L’artiste est particulièrement avisé quant à cette notion ; l’atelier où l’élève faisait autrefois son apprentissage était en effet une école du plagiat légitimé. L’imitation était alors considérée comme la voie royale de la formation artistique. Dans les ateliers de la Renaissance, copier les maîtres était non seulement permis, mais aussi exigé.
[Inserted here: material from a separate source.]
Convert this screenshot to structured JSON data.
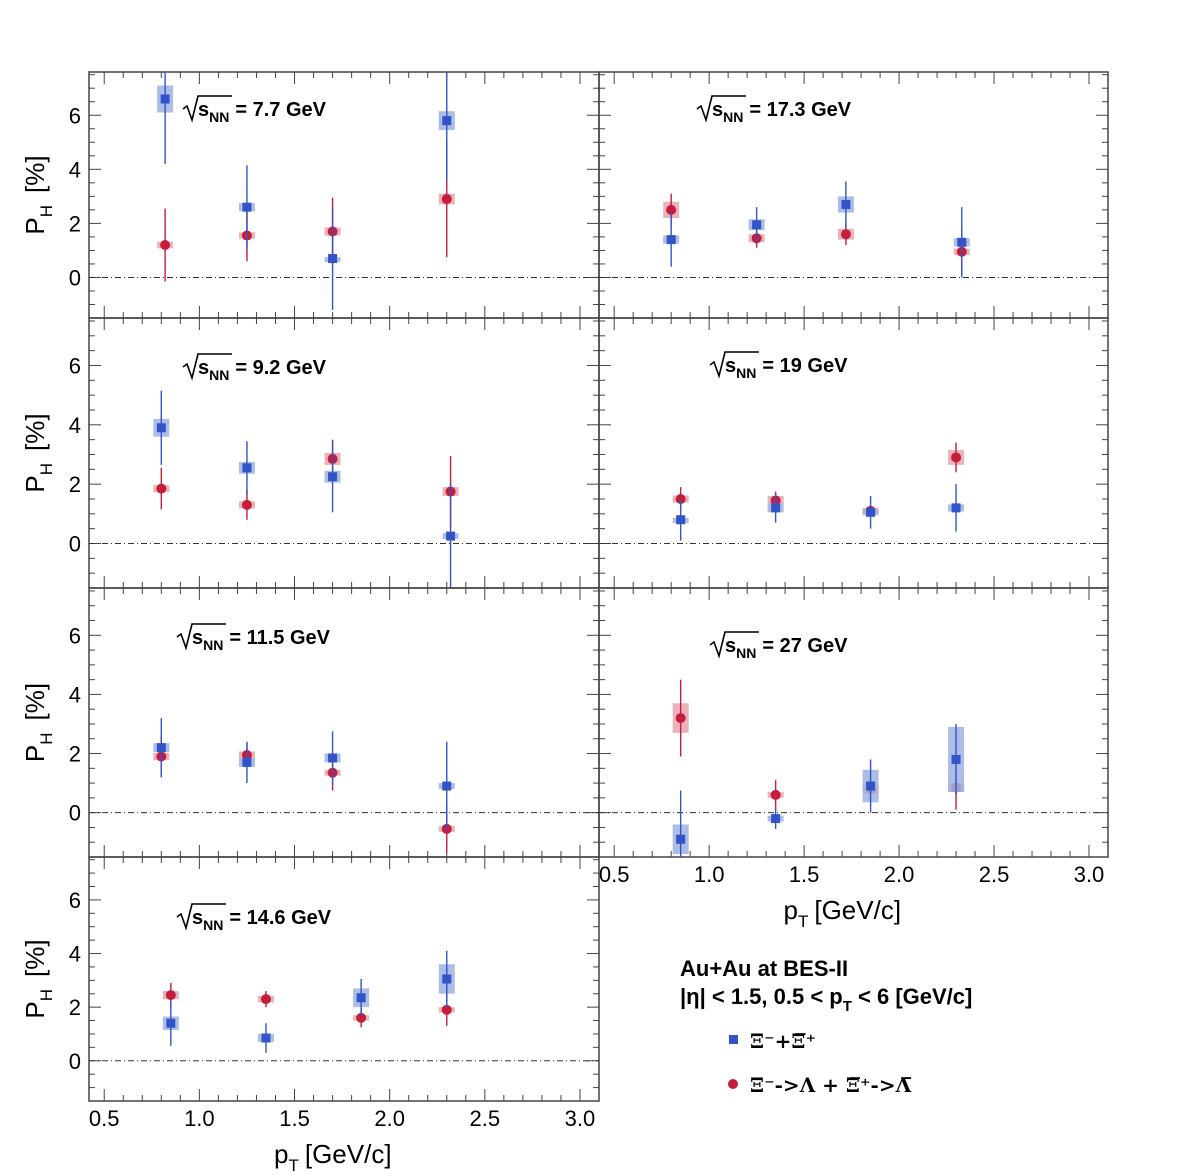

Les élèves de Raphaël ou de Rubens reprenaient les compositions de leur maître sans que cela fût perçu comme un vol pour la bonne raison que la notion d’originalité individuelle est relativement récente dans l’histoire de l’art occidental.
Kant, puis le romantisme qui a imposé le mythe du génie solitaire, créateur ex nihilo, dont l’œuvre est une pure émanation de sa personnalité, ont progressivement, mais bel et bien fondé l’idée que toute imitation non autorisée constitue un préjudice moral et patrimonial. C’est d’ailleurs précisément sur ce postulat que se construit le droit d’auteur : l’œuvre est l’extension de la personnalité de son créateur.
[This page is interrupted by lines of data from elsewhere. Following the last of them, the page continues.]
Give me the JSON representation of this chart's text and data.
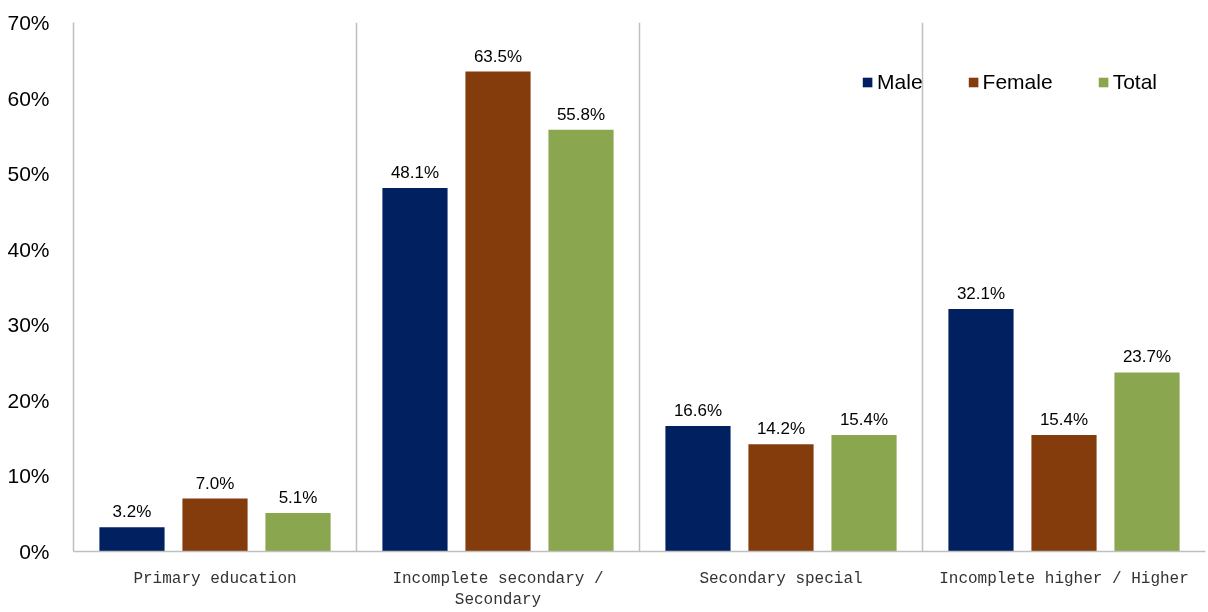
{
  "chart_data": {
    "type": "bar",
    "categories": [
      "Primary education",
      "Incomplete secondary / Secondary",
      "Secondary special",
      "Incomplete higher / Higher"
    ],
    "series": [
      {
        "name": "Male",
        "color": "#002060",
        "values": [
          3.2,
          48.1,
          16.6,
          32.1
        ],
        "value_labels": [
          "3.2%",
          "48.1%",
          "16.6%",
          "32.1%"
        ]
      },
      {
        "name": "Female",
        "color": "#843c0c",
        "values": [
          7.0,
          63.5,
          14.2,
          15.4
        ],
        "value_labels": [
          "7.0%",
          "63.5%",
          "14.2%",
          "15.4%"
        ]
      },
      {
        "name": "Total",
        "color": "#8aa64e",
        "values": [
          5.1,
          55.8,
          15.4,
          23.7
        ],
        "value_labels": [
          "5.1%",
          "55.8%",
          "15.4%",
          "23.7%"
        ]
      }
    ],
    "ylim": [
      0,
      70
    ],
    "yticks": [
      {
        "value": 0,
        "label": "0%"
      },
      {
        "value": 10,
        "label": "10%"
      },
      {
        "value": 20,
        "label": "20%"
      },
      {
        "value": 30,
        "label": "30%"
      },
      {
        "value": 40,
        "label": "40%"
      },
      {
        "value": 50,
        "label": "50%"
      },
      {
        "value": 60,
        "label": "60%"
      },
      {
        "value": 70,
        "label": "70%"
      }
    ],
    "grid": "x",
    "legend": "top right"
  }
}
Dernièrement, alors que j’étais avec Philippe Ramette et que nous nous penchions sur son travail, j’ai découvert une œuvre assez ancienne, « Point de vue », datant de 1994 (au Mamac de Nice), et qui a été produite plusieurs fois, de façon éphémère ou pérenne, comme à Dijon, place des Ducs en 2020 (« Point de vue » n° 3 d’une série de 12). Il s’agit d’un mât de dix mètres de haut surmonté d’une chaise pour matérialiser un point de vue inaccessible de façon décalé, une invitation à prendre de la hauteur, à élargir le regard, sur la ville notamment. Il y en a une autre à Punta del Este (Uruguay) et au Château d’Oiron (les Deux-Sèvres).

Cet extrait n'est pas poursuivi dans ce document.